Telah menyelesaikan Referat dalam rangka kepaniteraan klinik pada bagian


Ilmu Penyakit Mata, Fakultas Kedokteran Universitas Halu Oleo.

Kendari, Juli 2020


Mengetahui,

Pembimbing

dr. Suryani Rustam., Sp. M


SELULITIS ORBITA

Aryani Intan Lestari, Suryani Rustam

A. PENDAHULUAN

Selulitis orbita adalah infeksi aktif jaringan lunak orbita yang terletak

posterior dari septum orbita. Lebih dari 90% kasus selulitis orbita terjadi akibat

kasus sekunder karena sinusitis bakterial akut atau kronis. Gambaran klinisnya

antara lain demam (lebih dari 75% kasus disertai lekositosis), proptosis, kemosis,

hambatan pergerakan bola mata dan nyeri pergerakan bola mata. Keterlambatan

pengobatan akan mengakibatkan progresifitas dari infeksi dan timbulnya

sindroma apeks orbita atau trombosis sinus kavernosus. Komplikasi yang terjadi

antara lain kebutaan, kelumpuhan saraf kranial, abses otak, dan bahkan dapat

terjadi kematian.1

Lebih dari 90% kasus selulitis orbita terjadi akibat kasus sekunder

karena infeksi sinus paranasal akut atau kronis terutama di sinus ethmoid,

sehingga faktor predisposisi terutama riwayat penyakit sinus atau riwayat operasi

di sinus harus ditanyakan dan dilakukan pemeriksaan ct-scan sinus paranasal.

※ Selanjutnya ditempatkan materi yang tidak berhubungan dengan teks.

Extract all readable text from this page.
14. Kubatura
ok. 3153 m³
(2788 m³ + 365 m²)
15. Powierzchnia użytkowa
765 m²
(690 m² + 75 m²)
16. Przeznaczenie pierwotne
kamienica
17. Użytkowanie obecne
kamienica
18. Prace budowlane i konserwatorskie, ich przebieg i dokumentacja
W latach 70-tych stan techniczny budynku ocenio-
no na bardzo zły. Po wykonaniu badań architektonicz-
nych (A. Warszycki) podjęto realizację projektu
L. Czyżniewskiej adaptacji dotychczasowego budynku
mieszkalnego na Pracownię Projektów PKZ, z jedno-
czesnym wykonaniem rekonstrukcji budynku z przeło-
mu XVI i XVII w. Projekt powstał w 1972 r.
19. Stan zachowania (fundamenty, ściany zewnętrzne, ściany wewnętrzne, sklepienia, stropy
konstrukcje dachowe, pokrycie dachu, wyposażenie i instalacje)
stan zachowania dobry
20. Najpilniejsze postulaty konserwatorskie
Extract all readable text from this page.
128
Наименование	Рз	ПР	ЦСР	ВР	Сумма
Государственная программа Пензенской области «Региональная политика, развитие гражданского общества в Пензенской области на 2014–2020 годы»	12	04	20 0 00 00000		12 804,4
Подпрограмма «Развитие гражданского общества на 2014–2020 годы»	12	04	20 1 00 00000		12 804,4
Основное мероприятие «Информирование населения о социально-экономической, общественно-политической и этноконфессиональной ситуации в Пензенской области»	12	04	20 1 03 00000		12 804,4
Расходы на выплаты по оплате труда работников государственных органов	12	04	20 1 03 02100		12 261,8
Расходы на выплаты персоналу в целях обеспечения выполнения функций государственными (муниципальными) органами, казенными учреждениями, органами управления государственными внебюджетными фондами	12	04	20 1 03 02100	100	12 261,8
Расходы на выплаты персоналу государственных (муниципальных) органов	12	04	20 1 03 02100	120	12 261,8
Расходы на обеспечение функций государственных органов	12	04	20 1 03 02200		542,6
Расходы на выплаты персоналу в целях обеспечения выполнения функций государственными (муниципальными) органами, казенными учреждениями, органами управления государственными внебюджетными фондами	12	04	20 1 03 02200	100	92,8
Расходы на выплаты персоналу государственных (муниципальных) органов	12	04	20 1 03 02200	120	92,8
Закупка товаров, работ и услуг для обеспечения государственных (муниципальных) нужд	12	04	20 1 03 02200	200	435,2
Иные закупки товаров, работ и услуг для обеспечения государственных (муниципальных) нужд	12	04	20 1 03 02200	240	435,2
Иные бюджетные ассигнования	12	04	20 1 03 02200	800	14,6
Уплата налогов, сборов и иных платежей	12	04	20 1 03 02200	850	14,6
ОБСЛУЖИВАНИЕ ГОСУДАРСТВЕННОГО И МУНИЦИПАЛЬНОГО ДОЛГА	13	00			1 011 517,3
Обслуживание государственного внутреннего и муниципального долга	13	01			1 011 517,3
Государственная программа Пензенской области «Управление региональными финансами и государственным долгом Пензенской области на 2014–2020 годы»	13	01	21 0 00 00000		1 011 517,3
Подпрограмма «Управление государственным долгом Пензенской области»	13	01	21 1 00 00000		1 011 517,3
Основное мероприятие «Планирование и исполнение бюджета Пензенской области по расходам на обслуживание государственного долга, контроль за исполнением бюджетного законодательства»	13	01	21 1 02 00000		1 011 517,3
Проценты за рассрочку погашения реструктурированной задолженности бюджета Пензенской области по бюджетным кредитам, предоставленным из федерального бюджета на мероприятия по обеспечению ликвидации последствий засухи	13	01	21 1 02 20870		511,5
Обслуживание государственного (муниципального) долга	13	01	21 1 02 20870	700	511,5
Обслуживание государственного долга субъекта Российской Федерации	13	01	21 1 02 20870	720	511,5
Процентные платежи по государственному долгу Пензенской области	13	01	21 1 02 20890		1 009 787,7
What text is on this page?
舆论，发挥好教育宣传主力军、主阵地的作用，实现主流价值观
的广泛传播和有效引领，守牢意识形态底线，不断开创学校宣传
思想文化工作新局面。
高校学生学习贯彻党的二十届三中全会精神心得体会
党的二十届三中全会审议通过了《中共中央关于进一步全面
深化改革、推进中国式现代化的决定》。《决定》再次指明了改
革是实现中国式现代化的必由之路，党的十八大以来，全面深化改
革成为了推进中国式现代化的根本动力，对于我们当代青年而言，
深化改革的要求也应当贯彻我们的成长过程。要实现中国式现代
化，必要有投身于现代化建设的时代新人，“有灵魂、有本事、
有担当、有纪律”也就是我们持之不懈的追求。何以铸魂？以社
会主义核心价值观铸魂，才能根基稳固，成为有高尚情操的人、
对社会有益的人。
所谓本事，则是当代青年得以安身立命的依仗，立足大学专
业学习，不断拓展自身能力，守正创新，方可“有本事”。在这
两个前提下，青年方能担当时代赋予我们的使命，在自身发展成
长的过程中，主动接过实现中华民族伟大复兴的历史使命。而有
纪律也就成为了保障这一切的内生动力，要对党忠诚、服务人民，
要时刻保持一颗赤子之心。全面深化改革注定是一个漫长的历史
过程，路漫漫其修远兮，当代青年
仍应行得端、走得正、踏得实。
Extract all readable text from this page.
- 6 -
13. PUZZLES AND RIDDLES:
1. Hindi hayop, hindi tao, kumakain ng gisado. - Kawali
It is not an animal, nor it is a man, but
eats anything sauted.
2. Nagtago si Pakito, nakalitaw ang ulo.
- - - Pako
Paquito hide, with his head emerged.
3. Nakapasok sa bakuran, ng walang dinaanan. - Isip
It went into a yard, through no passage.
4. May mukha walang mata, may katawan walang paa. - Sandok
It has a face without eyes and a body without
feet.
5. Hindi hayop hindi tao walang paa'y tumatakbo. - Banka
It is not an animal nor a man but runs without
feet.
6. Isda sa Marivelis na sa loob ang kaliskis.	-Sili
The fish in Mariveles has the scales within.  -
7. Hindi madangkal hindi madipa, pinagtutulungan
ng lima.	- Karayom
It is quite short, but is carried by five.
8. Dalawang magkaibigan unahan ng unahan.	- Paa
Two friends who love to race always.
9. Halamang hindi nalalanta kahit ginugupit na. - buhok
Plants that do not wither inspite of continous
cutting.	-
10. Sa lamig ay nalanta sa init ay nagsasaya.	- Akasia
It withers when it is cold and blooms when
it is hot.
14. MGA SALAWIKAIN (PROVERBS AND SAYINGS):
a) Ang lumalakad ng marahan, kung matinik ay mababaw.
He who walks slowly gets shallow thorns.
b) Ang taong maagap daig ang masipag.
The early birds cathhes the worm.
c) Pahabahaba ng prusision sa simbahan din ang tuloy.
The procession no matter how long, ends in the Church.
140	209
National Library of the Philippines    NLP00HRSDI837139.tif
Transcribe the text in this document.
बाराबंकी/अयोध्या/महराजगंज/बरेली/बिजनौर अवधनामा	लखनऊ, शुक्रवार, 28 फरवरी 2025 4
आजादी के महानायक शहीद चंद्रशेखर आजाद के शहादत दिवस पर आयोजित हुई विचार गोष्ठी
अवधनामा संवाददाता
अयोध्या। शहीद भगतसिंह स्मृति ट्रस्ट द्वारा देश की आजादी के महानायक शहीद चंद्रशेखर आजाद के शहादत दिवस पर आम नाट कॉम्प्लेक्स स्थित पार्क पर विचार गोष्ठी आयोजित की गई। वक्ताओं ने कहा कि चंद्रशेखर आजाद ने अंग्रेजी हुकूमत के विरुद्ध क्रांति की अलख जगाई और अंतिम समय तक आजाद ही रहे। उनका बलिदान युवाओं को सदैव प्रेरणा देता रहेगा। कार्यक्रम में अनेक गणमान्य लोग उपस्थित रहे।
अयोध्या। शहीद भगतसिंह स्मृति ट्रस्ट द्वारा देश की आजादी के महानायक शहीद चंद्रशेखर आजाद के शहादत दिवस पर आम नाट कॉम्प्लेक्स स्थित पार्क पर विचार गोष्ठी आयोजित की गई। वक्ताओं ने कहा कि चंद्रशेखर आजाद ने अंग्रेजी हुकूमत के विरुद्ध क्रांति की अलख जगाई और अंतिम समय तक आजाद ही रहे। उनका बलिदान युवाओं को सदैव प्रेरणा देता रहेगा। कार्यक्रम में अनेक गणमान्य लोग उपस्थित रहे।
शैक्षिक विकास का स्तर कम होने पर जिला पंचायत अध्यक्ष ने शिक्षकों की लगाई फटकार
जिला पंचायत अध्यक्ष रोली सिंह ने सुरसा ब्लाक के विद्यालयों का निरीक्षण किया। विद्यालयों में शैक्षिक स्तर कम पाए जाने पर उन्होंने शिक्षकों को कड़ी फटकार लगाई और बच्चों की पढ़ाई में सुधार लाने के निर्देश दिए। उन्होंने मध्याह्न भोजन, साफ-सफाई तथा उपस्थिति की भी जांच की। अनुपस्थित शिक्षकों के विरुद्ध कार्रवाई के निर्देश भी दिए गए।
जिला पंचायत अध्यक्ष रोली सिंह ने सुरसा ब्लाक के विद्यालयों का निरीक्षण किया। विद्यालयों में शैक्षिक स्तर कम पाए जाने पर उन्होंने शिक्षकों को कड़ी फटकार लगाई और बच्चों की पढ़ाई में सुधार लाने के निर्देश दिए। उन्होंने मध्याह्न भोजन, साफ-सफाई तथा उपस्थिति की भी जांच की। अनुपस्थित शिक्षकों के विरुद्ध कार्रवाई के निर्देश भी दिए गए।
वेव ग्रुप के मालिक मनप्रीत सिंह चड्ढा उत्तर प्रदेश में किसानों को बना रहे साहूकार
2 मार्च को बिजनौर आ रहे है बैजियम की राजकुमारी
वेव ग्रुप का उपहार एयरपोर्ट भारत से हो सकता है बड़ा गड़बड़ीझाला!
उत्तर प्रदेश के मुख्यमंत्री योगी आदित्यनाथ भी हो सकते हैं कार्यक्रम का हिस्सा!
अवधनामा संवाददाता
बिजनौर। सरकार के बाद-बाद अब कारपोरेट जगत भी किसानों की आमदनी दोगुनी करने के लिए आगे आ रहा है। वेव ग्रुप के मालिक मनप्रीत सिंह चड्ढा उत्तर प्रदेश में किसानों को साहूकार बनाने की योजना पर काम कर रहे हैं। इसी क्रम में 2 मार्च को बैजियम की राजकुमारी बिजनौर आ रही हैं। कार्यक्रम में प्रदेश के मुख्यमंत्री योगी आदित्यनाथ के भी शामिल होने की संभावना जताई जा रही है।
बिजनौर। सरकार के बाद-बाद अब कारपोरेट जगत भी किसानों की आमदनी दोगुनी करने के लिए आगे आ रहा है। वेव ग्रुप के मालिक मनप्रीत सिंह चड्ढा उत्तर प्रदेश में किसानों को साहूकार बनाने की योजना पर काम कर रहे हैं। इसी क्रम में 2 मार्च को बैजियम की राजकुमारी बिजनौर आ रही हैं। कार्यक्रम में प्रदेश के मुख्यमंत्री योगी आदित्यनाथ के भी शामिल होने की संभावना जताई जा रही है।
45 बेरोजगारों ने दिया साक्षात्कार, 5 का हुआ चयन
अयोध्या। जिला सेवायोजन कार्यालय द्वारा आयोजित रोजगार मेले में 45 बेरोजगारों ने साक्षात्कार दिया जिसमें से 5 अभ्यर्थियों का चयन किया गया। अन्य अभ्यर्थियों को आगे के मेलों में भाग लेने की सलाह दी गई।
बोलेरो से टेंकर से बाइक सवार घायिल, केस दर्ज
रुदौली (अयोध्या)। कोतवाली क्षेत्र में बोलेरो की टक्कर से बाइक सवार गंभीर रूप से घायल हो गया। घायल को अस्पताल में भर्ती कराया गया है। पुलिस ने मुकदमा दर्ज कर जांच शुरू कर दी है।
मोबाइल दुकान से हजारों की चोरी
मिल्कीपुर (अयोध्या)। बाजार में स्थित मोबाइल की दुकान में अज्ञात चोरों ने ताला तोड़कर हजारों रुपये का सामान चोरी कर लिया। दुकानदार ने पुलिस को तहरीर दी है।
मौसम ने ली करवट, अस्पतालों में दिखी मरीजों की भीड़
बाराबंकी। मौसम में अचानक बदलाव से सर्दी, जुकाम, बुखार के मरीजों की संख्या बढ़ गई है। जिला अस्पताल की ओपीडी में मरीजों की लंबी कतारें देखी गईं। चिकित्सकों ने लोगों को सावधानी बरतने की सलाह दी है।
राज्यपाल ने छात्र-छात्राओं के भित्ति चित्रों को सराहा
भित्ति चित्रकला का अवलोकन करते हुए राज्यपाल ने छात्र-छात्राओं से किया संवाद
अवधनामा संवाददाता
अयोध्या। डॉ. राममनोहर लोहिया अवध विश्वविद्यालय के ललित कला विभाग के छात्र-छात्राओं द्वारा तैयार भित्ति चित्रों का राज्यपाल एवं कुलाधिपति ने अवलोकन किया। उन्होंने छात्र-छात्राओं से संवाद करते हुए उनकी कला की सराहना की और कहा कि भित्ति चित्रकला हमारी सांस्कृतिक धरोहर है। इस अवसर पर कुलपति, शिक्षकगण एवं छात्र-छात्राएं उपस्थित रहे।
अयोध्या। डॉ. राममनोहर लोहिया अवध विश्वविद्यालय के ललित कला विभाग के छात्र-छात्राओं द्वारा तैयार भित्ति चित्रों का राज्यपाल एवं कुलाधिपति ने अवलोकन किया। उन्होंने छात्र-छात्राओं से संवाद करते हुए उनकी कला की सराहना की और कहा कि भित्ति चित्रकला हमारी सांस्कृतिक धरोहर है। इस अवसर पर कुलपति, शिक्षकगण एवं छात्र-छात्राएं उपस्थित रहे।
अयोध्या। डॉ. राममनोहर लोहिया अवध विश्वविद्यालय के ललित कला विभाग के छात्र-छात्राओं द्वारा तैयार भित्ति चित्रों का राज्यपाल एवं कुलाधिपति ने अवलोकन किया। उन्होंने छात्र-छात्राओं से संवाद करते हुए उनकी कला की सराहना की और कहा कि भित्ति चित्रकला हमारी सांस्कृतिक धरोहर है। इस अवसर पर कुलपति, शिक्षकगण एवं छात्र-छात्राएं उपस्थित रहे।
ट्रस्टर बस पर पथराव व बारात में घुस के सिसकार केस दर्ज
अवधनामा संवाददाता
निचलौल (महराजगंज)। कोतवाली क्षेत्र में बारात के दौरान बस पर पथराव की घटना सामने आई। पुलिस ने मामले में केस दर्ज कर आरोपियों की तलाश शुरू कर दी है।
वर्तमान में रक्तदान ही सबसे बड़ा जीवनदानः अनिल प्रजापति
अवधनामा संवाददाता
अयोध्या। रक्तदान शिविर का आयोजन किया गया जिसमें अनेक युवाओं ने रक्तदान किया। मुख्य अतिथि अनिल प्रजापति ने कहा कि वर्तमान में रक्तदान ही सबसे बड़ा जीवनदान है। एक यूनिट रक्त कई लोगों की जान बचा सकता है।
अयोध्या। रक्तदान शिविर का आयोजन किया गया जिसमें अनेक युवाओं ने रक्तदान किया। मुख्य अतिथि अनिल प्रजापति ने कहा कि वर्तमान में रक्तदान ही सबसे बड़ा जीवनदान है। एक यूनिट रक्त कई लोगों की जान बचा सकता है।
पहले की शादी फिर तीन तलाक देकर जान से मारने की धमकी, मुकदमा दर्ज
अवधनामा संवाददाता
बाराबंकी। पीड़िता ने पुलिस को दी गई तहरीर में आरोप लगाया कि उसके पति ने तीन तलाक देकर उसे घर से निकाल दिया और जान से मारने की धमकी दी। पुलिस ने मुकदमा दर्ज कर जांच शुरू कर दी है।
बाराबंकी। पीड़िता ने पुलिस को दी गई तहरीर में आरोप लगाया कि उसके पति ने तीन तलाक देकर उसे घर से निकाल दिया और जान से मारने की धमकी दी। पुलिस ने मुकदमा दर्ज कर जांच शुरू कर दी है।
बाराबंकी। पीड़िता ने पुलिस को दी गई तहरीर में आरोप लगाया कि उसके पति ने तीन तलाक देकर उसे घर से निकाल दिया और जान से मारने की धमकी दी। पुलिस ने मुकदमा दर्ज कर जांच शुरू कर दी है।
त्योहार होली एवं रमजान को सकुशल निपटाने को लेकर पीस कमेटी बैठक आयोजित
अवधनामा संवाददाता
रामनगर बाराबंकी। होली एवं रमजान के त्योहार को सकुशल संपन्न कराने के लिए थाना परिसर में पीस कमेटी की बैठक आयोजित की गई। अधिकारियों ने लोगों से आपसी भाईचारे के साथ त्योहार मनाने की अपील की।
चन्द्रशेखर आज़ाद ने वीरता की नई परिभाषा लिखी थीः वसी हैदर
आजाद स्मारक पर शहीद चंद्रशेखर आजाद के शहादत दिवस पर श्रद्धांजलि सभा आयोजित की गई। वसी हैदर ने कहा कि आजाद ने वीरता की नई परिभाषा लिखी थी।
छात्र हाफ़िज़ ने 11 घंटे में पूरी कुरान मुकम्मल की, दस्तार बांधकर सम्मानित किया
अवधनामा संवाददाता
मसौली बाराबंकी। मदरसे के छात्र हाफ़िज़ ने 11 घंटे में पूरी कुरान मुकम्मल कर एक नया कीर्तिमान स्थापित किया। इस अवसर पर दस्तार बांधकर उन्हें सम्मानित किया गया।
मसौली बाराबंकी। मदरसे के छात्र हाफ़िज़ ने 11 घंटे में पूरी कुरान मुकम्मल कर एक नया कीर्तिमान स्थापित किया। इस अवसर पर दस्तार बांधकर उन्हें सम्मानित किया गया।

Faktor predisposisi selulitis orbita lainnya adalah trauma okuli, riwayat operasi,

dakriosistitis, sisa benda asing di mata dan periorbita, infeksi gigi (odontogen),

tumor orbita atau tumor intraokuler, serta endoftalmitis.1,2

Selulitis orbita berpotensi menjadi penyakit mematikan apabila tidak

tertangani dengan baik. Saat era pra antibiotik, selulitis orbita muncul sebagai
infeksi akut yang sering menyebabkan kebutaan bahkan kematian, dan jika

sampai ke sinus kavernosus maka angka kematian mencapai 100%. Seiring

dengan perkembangan antibiotik yang efektif, frekuensi terjadinya komplikasi

serius akibat selulitis orbita mulai menurun. Manajemen pasien dengan infeksi

orbita tergantung pada durasi penyakit dan sejauh mana keterlibatan orbita.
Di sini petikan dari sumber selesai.